As investor concerns over the health of the US banking sector continue to grow, US bank stocks drove US markets lower on Friday.

The Dow Jones Industrial Average fell over 400 points, or 1.3%, before regaining some ground to close down 384.57, for a loss of 1.19%. The S&P 500 dropped 1.10%, and the tech-heavy Nasdaq Composite slid 0.74%.

Financials drove the decline, as First Republic Bank stock plunged 20% early in trading, following word the bank had suspended its dividend payment, and analysts were predicting it faced a “dire” outlook. Several major US banks, including JP Morgan, Chase, and Morgan Stanley injected a $30 billion rescue package into the troubled regional lender on Thursday, however analysts still believed the bank faced an uncertain future.
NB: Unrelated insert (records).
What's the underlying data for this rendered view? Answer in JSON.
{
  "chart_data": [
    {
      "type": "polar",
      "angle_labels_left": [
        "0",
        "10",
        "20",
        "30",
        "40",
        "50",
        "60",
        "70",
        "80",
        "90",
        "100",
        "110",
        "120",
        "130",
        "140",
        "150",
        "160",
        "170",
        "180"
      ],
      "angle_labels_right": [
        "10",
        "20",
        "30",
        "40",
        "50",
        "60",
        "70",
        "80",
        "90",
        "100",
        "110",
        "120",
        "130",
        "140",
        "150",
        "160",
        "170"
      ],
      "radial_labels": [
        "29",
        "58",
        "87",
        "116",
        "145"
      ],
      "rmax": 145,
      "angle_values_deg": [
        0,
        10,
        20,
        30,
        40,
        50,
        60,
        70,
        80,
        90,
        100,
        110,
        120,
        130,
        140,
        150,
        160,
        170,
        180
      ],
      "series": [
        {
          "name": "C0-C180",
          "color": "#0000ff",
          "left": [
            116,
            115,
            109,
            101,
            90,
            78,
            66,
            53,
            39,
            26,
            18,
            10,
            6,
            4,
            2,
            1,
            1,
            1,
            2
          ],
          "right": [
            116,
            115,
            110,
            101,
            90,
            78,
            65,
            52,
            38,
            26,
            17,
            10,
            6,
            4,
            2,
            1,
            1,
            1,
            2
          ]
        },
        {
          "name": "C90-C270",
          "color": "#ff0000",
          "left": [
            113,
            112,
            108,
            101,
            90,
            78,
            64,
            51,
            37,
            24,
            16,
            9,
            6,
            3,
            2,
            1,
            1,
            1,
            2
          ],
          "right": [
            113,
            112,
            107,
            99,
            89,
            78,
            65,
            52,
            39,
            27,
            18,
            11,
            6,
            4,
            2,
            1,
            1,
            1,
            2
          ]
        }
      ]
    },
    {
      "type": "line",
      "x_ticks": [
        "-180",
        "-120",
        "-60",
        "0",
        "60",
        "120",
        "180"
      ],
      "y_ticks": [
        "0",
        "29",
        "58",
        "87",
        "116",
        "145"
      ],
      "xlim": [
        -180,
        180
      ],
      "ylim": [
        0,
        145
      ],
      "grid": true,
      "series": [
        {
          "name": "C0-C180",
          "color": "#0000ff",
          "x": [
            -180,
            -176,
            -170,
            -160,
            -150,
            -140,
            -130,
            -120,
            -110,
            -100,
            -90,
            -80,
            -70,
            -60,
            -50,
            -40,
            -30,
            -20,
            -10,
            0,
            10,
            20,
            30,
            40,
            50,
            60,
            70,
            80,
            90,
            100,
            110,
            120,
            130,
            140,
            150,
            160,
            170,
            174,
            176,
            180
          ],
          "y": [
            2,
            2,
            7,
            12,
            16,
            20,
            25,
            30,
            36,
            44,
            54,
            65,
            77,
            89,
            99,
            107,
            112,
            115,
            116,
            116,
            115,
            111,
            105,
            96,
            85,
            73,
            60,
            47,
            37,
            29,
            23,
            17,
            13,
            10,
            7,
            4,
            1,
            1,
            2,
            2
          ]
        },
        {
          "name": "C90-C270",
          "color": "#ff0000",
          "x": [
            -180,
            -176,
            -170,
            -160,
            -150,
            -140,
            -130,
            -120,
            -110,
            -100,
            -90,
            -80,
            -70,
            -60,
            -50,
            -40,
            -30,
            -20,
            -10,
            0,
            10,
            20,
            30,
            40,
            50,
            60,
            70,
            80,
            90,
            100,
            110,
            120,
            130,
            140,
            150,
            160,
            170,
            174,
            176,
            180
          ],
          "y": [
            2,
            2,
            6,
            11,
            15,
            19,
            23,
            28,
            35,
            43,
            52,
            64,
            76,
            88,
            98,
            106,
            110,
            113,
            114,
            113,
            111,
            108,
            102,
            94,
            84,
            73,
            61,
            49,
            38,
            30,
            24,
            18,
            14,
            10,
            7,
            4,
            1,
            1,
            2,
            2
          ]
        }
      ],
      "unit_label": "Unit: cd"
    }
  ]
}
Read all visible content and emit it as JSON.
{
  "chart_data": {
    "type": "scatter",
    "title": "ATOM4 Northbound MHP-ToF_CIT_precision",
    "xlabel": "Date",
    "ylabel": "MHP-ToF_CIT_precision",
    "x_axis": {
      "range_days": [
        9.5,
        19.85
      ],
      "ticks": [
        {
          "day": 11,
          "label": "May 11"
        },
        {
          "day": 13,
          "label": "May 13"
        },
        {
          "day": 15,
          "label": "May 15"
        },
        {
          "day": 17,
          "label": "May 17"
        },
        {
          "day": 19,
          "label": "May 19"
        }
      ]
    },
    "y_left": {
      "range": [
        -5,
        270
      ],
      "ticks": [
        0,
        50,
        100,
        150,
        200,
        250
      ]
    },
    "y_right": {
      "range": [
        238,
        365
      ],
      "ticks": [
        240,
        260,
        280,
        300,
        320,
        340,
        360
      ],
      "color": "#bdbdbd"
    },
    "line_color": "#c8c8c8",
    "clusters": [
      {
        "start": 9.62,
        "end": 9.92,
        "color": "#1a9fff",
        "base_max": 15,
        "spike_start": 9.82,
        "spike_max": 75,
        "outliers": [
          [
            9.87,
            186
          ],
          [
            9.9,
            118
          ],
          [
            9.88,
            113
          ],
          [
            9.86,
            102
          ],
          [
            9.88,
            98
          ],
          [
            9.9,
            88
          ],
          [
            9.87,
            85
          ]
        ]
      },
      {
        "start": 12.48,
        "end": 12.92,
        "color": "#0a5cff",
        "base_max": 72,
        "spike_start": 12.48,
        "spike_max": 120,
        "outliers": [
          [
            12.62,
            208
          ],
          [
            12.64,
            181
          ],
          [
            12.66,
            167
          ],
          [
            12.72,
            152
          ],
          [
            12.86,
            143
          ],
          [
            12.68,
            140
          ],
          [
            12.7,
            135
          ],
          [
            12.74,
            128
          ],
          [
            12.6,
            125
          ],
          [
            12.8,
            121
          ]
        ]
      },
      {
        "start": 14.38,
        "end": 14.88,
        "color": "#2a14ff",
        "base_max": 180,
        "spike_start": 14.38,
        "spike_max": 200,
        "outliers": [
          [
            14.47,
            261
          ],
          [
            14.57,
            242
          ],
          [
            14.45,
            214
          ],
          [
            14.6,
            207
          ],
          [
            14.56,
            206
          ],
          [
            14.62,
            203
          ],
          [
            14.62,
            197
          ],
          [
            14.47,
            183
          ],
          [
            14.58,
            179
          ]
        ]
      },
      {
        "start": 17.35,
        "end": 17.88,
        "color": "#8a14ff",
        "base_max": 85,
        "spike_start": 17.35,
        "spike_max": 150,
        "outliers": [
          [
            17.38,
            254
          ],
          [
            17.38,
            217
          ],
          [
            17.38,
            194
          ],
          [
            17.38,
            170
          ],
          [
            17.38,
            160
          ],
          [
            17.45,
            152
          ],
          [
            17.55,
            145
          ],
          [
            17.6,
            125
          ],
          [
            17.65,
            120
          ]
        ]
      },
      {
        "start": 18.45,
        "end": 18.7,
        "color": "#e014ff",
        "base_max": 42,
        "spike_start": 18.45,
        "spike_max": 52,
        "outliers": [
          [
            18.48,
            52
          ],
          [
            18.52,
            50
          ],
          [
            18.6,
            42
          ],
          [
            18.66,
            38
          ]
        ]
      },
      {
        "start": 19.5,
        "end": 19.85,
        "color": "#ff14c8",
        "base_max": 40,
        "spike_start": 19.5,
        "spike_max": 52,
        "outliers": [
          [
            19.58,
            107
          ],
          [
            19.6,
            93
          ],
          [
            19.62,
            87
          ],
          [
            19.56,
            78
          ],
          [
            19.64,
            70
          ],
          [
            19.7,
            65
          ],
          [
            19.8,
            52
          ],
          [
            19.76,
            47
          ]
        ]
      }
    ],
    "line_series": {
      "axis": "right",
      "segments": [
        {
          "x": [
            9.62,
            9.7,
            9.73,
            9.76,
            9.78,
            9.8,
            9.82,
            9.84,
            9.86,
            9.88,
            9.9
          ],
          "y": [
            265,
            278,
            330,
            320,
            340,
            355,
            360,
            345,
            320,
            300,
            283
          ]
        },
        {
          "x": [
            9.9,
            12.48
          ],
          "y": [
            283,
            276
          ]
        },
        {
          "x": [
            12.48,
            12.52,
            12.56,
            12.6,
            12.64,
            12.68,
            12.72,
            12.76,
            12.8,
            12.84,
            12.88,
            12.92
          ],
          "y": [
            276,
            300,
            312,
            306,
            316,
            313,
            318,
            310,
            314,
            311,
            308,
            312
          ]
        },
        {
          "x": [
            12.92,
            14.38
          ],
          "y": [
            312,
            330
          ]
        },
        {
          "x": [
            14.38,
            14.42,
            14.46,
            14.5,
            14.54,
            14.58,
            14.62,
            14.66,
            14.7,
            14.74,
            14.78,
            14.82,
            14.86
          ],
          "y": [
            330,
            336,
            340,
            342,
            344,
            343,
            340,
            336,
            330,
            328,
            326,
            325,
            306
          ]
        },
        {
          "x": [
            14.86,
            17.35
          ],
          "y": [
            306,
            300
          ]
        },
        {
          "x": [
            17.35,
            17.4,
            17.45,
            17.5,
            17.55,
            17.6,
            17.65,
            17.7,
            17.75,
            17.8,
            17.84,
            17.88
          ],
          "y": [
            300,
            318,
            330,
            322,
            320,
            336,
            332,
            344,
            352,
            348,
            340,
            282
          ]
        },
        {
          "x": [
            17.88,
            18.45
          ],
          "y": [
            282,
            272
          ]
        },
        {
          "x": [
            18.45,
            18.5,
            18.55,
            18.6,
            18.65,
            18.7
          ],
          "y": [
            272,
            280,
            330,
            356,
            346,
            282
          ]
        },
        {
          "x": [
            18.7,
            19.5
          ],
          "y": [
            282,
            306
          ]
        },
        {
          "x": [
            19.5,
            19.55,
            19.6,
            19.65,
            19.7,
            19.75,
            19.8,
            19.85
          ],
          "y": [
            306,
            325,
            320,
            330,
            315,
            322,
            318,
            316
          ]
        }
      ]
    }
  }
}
News worsened as it was reported that SVB Financial Group announced it was filing for Chapter 11 bankruptcy protection in New York as it continues to seek buyers for its assets. The word came just days after a former unit of it, Silicon Valley Bank, was seized by regulators amid a run on its deposits.

Thomas Hayes, the chairman of Great Hill Capital, said in an interview with Reuters, “Deposits have fled from regional banks like First Republic into the big banks who are now bailing them out by putting the deposits back in. But it doesn’t solve the problem.”

He added, “Until you stop the deposit flight from regional banks into the systemically important banks that are too big to fail, it doesn’t matter how much money you pour into the bucket.”

As news broke of the First Republic rescue, the European Central Bank (ECB) announced it was implementing a 50 basis point rate hike as it continues to seek to rein in the continent’s soaring inflation, despite growing concerns over the health of the global banking system.